WASHINGTON – If you’ve ever had a nearby coffee shop or convenience store close its doors, you know that it can be hard to go without that mid-morning or afternoon pick-me-up, even if your wallet may thank you for not spending the extra money.
Here at WTOP, the beloved Starbucks across the street closed earlier this year. On average, according to our unscientific survey, WTOP staffers are saving $14.12 a week by not making a daily trip to Starbucks.
In a time of tight budgets, the money saved from not indulging in a daily soy latte can really add up. Some estimated that they saved as much as $25 a week by not buying food and drinks from the coffee chain.

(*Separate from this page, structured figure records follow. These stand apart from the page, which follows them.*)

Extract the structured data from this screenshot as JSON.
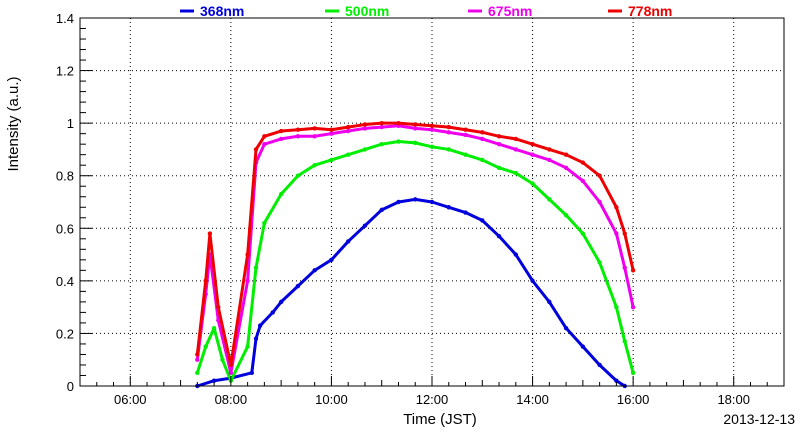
{
  "chart_data": {
    "type": "scatter",
    "title": "",
    "xlabel": "Time (JST)",
    "ylabel": "Intensity (a.u.)",
    "date": "2013-12-13",
    "xlim": [
      "05:00",
      "19:00"
    ],
    "ylim": [
      0,
      1.4
    ],
    "x_ticks": [
      "06:00",
      "08:00",
      "10:00",
      "12:00",
      "14:00",
      "16:00",
      "18:00"
    ],
    "y_ticks": [
      "0",
      "0.2",
      "0.4",
      "0.6",
      "0.8",
      "1",
      "1.2",
      "1.4"
    ],
    "grid": true,
    "legend_position": "top",
    "series": [
      {
        "name": "368nm",
        "color": "#0000dd",
        "points": [
          [
            "07:20",
            0.0
          ],
          [
            "07:40",
            0.02
          ],
          [
            "08:00",
            0.03
          ],
          [
            "08:25",
            0.05
          ],
          [
            "08:30",
            0.18
          ],
          [
            "08:35",
            0.23
          ],
          [
            "08:50",
            0.28
          ],
          [
            "09:00",
            0.32
          ],
          [
            "09:20",
            0.38
          ],
          [
            "09:40",
            0.44
          ],
          [
            "10:00",
            0.48
          ],
          [
            "10:20",
            0.55
          ],
          [
            "10:40",
            0.61
          ],
          [
            "11:00",
            0.67
          ],
          [
            "11:20",
            0.7
          ],
          [
            "11:40",
            0.71
          ],
          [
            "12:00",
            0.7
          ],
          [
            "12:20",
            0.68
          ],
          [
            "12:40",
            0.66
          ],
          [
            "13:00",
            0.63
          ],
          [
            "13:20",
            0.57
          ],
          [
            "13:40",
            0.5
          ],
          [
            "14:00",
            0.4
          ],
          [
            "14:20",
            0.32
          ],
          [
            "14:40",
            0.22
          ],
          [
            "15:00",
            0.15
          ],
          [
            "15:20",
            0.08
          ],
          [
            "15:40",
            0.02
          ],
          [
            "15:50",
            0.0
          ]
        ]
      },
      {
        "name": "500nm",
        "color": "#00ee00",
        "points": [
          [
            "07:20",
            0.05
          ],
          [
            "07:30",
            0.15
          ],
          [
            "07:40",
            0.22
          ],
          [
            "07:50",
            0.1
          ],
          [
            "08:00",
            0.02
          ],
          [
            "08:20",
            0.15
          ],
          [
            "08:30",
            0.45
          ],
          [
            "08:40",
            0.62
          ],
          [
            "09:00",
            0.73
          ],
          [
            "09:20",
            0.8
          ],
          [
            "09:40",
            0.84
          ],
          [
            "10:00",
            0.86
          ],
          [
            "10:20",
            0.88
          ],
          [
            "10:40",
            0.9
          ],
          [
            "11:00",
            0.92
          ],
          [
            "11:20",
            0.93
          ],
          [
            "11:40",
            0.925
          ],
          [
            "12:00",
            0.91
          ],
          [
            "12:20",
            0.9
          ],
          [
            "12:40",
            0.88
          ],
          [
            "13:00",
            0.86
          ],
          [
            "13:20",
            0.83
          ],
          [
            "13:40",
            0.81
          ],
          [
            "14:00",
            0.77
          ],
          [
            "14:20",
            0.71
          ],
          [
            "14:40",
            0.65
          ],
          [
            "15:00",
            0.58
          ],
          [
            "15:20",
            0.47
          ],
          [
            "15:40",
            0.3
          ],
          [
            "15:50",
            0.17
          ],
          [
            "16:00",
            0.05
          ]
        ]
      },
      {
        "name": "675nm",
        "color": "#ee00ee",
        "points": [
          [
            "07:20",
            0.1
          ],
          [
            "07:30",
            0.35
          ],
          [
            "07:35",
            0.5
          ],
          [
            "07:45",
            0.25
          ],
          [
            "08:00",
            0.05
          ],
          [
            "08:20",
            0.4
          ],
          [
            "08:30",
            0.85
          ],
          [
            "08:40",
            0.92
          ],
          [
            "09:00",
            0.94
          ],
          [
            "09:20",
            0.95
          ],
          [
            "09:40",
            0.95
          ],
          [
            "10:00",
            0.96
          ],
          [
            "10:20",
            0.97
          ],
          [
            "10:40",
            0.98
          ],
          [
            "11:00",
            0.985
          ],
          [
            "11:20",
            0.99
          ],
          [
            "11:40",
            0.98
          ],
          [
            "12:00",
            0.975
          ],
          [
            "12:20",
            0.965
          ],
          [
            "12:40",
            0.955
          ],
          [
            "13:00",
            0.94
          ],
          [
            "13:20",
            0.92
          ],
          [
            "13:40",
            0.9
          ],
          [
            "14:00",
            0.88
          ],
          [
            "14:20",
            0.86
          ],
          [
            "14:40",
            0.83
          ],
          [
            "15:00",
            0.78
          ],
          [
            "15:20",
            0.7
          ],
          [
            "15:40",
            0.58
          ],
          [
            "15:50",
            0.45
          ],
          [
            "16:00",
            0.3
          ]
        ]
      },
      {
        "name": "778nm",
        "color": "#ee0000",
        "points": [
          [
            "07:20",
            0.12
          ],
          [
            "07:30",
            0.4
          ],
          [
            "07:35",
            0.58
          ],
          [
            "07:45",
            0.3
          ],
          [
            "08:00",
            0.08
          ],
          [
            "08:20",
            0.5
          ],
          [
            "08:30",
            0.9
          ],
          [
            "08:40",
            0.95
          ],
          [
            "09:00",
            0.97
          ],
          [
            "09:20",
            0.975
          ],
          [
            "09:40",
            0.98
          ],
          [
            "10:00",
            0.975
          ],
          [
            "10:20",
            0.985
          ],
          [
            "10:40",
            0.995
          ],
          [
            "11:00",
            1.0
          ],
          [
            "11:20",
            1.0
          ],
          [
            "11:40",
            0.995
          ],
          [
            "12:00",
            0.99
          ],
          [
            "12:20",
            0.985
          ],
          [
            "12:40",
            0.975
          ],
          [
            "13:00",
            0.965
          ],
          [
            "13:20",
            0.95
          ],
          [
            "13:40",
            0.94
          ],
          [
            "14:00",
            0.92
          ],
          [
            "14:20",
            0.9
          ],
          [
            "14:40",
            0.88
          ],
          [
            "15:00",
            0.85
          ],
          [
            "15:20",
            0.8
          ],
          [
            "15:40",
            0.68
          ],
          [
            "15:50",
            0.58
          ],
          [
            "16:00",
            0.44
          ]
        ]
      }
    ]
  }
}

“I was always very cheap — I would only buy the basic coffee,” says Jason Miller of Federal News Radio Radio, WTOP’s sister station. “Now I either bring it from home, or don’t spend it.”
Miller estimates that he’s saving $8 to $10 a week by skipping the morning coffee purchase.

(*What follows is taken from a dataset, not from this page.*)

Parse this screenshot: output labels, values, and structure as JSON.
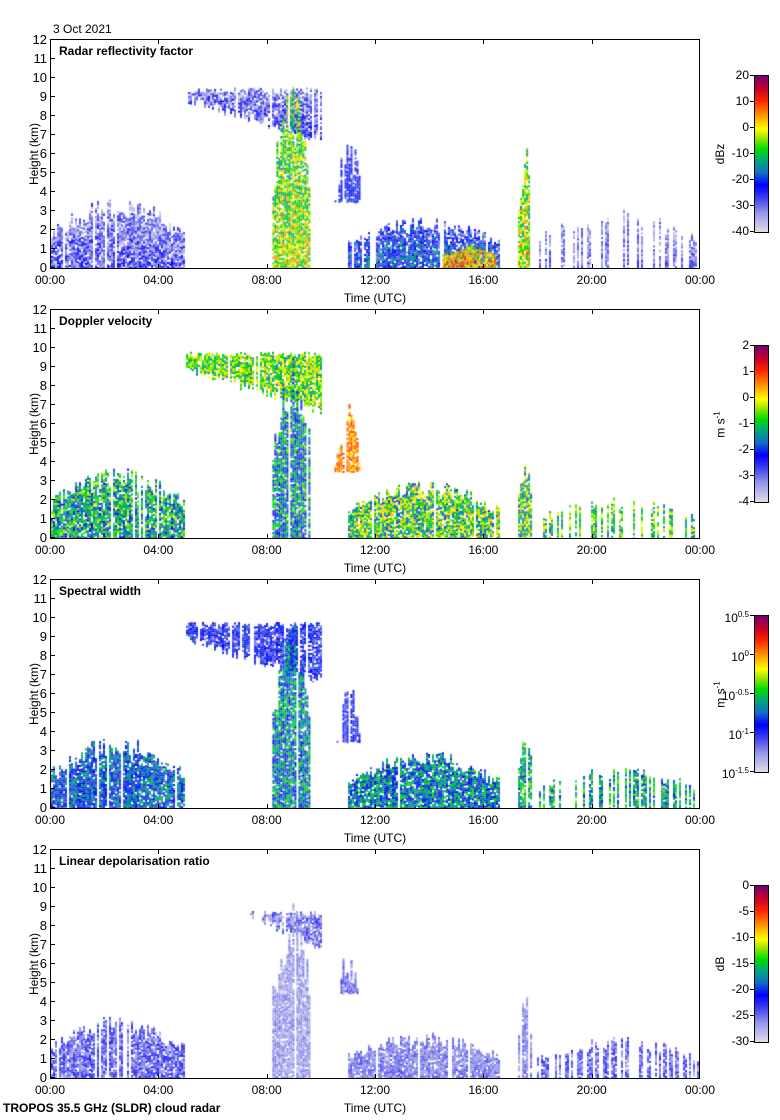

According to personal finance expert Jordan Goodman, founder of Jordan Goodman Financial and Tax Planning, if a 25 year old saves $14.12 a week by not visiting Starbucks on a daily basis, she would save $3,671.20 a year. By the time she turned 65 years old that would total $146,848.
“If you invested that money at a 5 percent return, you could buy eight cars,” he says. “It would make a big difference in your retirement. The point is, little money adds up over time. We call it the ‘latte factor.'”
At almost $5 for a large (or “venti”) flavored latte, Starbucks is not always a cheap indulgence. However, some people would rather pay the price than go without freshly brewed coffee.
“My quality of life has seriously taken a hit,” jokes Mike Gartell, WTOP’s managing editor. But he says his wallet is enjoying saving $2 every day.